Monday, April 26, 2010

Only 2 More Weeks

Yes, it's sad, but true...only 2 more weeks until I have to return back to work full-time. :( I've come to terms with it over the last week or so, but it definitely still makes me sad. It makes we wish I were independently wealthy. It makes me wish that the economy didn't suck so hard that my husband has to take crappy side jobs because he can't find full-time work right now. But I'm also thankful that he even has those crappy side jobs to take. God has given me peace about returning back to work, maybe even hinted that it might be temporary, so I'm OK with it I suppose. I just put myself into my little son's head and wonder if he will be OK with it. All of my other children were, so I'm sure he will be. But it just makes me sad that he'll be wondering "Who's this strange lady, and where's my mommy?" But his big sister will be there too, and we've been using this in-home daycare for almost 4 years, so I know that he'll be in completely good hands, they just won't be mine. Waah.
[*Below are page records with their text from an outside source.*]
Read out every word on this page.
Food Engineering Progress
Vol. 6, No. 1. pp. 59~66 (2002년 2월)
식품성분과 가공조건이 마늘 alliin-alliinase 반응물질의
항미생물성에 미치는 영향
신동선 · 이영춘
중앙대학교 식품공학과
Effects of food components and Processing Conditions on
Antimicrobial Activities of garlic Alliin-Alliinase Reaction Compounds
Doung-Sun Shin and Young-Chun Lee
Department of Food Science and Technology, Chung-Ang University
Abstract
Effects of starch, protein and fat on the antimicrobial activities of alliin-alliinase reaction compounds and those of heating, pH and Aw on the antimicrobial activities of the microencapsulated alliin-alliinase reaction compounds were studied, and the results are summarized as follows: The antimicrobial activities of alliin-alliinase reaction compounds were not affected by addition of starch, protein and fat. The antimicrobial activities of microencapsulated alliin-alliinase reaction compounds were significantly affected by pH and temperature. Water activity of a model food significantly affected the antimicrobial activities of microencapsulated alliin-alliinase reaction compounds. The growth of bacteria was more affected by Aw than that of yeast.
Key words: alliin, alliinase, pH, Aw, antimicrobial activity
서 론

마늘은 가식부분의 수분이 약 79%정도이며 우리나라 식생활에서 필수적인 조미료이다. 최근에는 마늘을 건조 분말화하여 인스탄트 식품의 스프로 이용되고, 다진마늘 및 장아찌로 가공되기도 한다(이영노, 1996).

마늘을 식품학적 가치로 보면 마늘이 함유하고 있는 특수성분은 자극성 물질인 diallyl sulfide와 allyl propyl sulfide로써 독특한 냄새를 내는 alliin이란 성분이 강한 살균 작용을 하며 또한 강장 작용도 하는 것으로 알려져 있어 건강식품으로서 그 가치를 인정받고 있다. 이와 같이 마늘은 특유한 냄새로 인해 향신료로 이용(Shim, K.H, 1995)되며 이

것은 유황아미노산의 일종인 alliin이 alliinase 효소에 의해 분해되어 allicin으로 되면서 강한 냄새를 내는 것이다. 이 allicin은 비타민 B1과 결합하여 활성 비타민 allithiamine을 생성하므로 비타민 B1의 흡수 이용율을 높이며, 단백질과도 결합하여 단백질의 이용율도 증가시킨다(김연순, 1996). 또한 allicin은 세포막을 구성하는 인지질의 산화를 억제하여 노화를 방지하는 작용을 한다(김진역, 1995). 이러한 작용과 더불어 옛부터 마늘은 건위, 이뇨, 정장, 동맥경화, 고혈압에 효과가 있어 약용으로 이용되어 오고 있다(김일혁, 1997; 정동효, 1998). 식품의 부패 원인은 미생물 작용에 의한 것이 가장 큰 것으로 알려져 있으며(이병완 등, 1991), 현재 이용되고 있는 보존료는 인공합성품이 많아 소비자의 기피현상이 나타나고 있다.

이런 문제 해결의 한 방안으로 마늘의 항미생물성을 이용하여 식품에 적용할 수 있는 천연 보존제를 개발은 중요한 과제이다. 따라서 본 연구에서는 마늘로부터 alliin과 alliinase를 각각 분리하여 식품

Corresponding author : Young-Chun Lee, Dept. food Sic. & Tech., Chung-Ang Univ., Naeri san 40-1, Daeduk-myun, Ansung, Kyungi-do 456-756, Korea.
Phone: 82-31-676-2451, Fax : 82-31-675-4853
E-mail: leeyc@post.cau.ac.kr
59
You know when 'they' say that you are a servant to your debt...totally true. Shame on me for allowing myself to get into debt to where I don't have the freedom to not have to work full-time if I don't want to. And I'm not even in THAT bad of debt, a car and a few credit cards...but it's enough to tie me to a desk for at least the next few years. Not to mention medical bills. For the last 3 years, I have reached the out-of-pocket limit on my insurance plan. And it seems as soon as I get one year's bills paid off, here come the next round. I know there's light at the end of the tunnel, but sheesh, it's looking pretty faint right now.

Sorry, didn't mean for this post to be a complaining post. There are lots of things I'm grateful for and happy about. But I'm human, and things bother me sometimes, and it feels better to get them out. To hear encouragements from others that have felt the same way. To let others that are struggling know that they aren't alone.

These are some scriptures that came to mind for my current state of mind:

Romans 8:28 - "And we know that all things work together for good to them that love God, to them who are the called according to His purpose."

Jeremiah 29:11 (my favorite of ALL time) - "For I know the plans I have for you, declares the Lord, plans to prosper you and not to harm you, plans to give you hope and a future"


5 comments:

Unknown said...

I have many friends in the same situation as you. I will be praying for you as you make this transition back to work.

Michelle@DomesticationoftheSingleGirl said...

Oh NO. So you'll be in bloggy land even less now, huh?

Don't mind me. I'm selfish. But if I ever win the lotto, I'll pay off your debt for you. (Don't hold your breath, though. I don't even know HOW to play lotto. Mmmrm. Is my incompetent showing?)

Anonymous said...

That IS tough. You remind me to feel so thankful I had a choice.

Angela Hill said...

I'm sorry you are facing this, it is so hard to leave the babies for the first time. Hang in there and I hope it all goes as smoothly as possible. Big hugs.